Other drugs that have been used to modify the disease course in MS
These include a group of pharmacological treatments called immunosuppressants, which work by inhibiting cell division. They target the immune system and do not discriminate between different body systems, so they can be effective for MS but also have a broad range of adverse side effects.
They can be useful for some people with MS, for example in rapidly progressing MS or relapsing-remitting MS with a high relapse rate. Neurologists and people with MS need to work together to balance the good effects of the drugs against their potential adverse side effects.
- azathioprine (Imuran)
- cyclophosphamide (Endoxana)
- intravenous immunoglobulin (IVIg)
- methotrexate (Maxtrex)
- mitoxantrone (Novantrone)
The drugs listed above have not been found to be useful for people with progressive MS.

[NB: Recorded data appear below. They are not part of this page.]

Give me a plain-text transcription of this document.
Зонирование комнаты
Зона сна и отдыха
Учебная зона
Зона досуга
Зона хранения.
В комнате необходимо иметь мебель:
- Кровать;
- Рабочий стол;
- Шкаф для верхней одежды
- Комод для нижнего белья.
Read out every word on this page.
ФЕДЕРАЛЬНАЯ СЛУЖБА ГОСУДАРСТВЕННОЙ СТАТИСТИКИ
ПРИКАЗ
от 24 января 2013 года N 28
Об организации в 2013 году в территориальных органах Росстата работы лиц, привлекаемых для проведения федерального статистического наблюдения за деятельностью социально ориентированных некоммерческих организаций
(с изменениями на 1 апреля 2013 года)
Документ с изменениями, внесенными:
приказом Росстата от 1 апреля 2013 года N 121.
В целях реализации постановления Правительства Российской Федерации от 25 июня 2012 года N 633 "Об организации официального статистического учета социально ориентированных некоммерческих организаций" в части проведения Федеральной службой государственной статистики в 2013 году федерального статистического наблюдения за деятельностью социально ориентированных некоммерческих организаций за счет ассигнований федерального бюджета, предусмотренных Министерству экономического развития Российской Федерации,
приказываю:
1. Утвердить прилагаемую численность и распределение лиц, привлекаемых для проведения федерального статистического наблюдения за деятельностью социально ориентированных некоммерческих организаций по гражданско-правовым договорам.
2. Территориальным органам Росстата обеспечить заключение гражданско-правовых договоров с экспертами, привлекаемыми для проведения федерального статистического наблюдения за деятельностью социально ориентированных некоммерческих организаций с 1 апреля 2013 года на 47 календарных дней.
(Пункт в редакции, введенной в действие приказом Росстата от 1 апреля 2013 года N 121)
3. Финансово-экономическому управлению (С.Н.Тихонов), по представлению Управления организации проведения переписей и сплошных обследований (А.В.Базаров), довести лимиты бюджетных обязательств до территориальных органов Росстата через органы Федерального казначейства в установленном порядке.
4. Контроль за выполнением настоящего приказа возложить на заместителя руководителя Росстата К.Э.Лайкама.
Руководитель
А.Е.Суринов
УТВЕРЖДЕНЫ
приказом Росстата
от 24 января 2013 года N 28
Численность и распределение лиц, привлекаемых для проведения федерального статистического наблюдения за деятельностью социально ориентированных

Ocrelizumab, an experimental new treatment option for MS, works by targeting a type of immune cell, called a B cell. This helps to reduce the immune response by stopping these cells from attacking and damaging myelin. Top-line results have been announced from a phase 3 clinical trial looking at the use of ocrelizumab in primary progressive MS and phase 3 clinical trials for relapsing MS were announced as complete in June 2015.
In April 2017, ocrelizumab was approved as a treatment for both relapsing and primary progressive MS in the US. It is the first licensed treatment for people with primary progressive MS. The decision was made by the US Food and Drug Administration (FDA). In its latest trial results, researchers found that ocrelizumab reduced relapses, MRI activity and slowed progression in relapsing MS. It was also found to slow progression in primary progressive MS.
In November 2017, The European Medicines Agency (EMA) recommended granting a marketing authorisation in the European Union (EU) for ocrelizumab (Ocrevus) for the treatment of adult patients with relapsing multiple sclerosis (RMS) and early primary progressive multiple sclerosis (PPMS).
The opinion will now be sent to the European Commission, for a decision on an EU-wide marketing authorisation. Decisions about price and reimbursement will take place at the level of each member state in the context of the national health system of that country.
Treating MS symptoms
People with MS experience a wide range of symptoms caused by damage to their central nervous system. A number of treatments have been tested for MS symptoms and there has been some progress for particular symptoms such as spasticity and gait problems. However, testing of treatments for use in other symptoms such as fatigue and cognitive impairment has been unclear to date.
Balancing treatment benefits with the risk of side effects is difficult in symptom management. For example, a treatment that improves spasticity and pain but worsens mobility may not be worth pursuing. Neurologists need to work closely with each person with MS to find appropriate treatments for that person’s symptoms. Other symptom management techniques such as rehabilitation, energy conservation and exercise also need to be considered.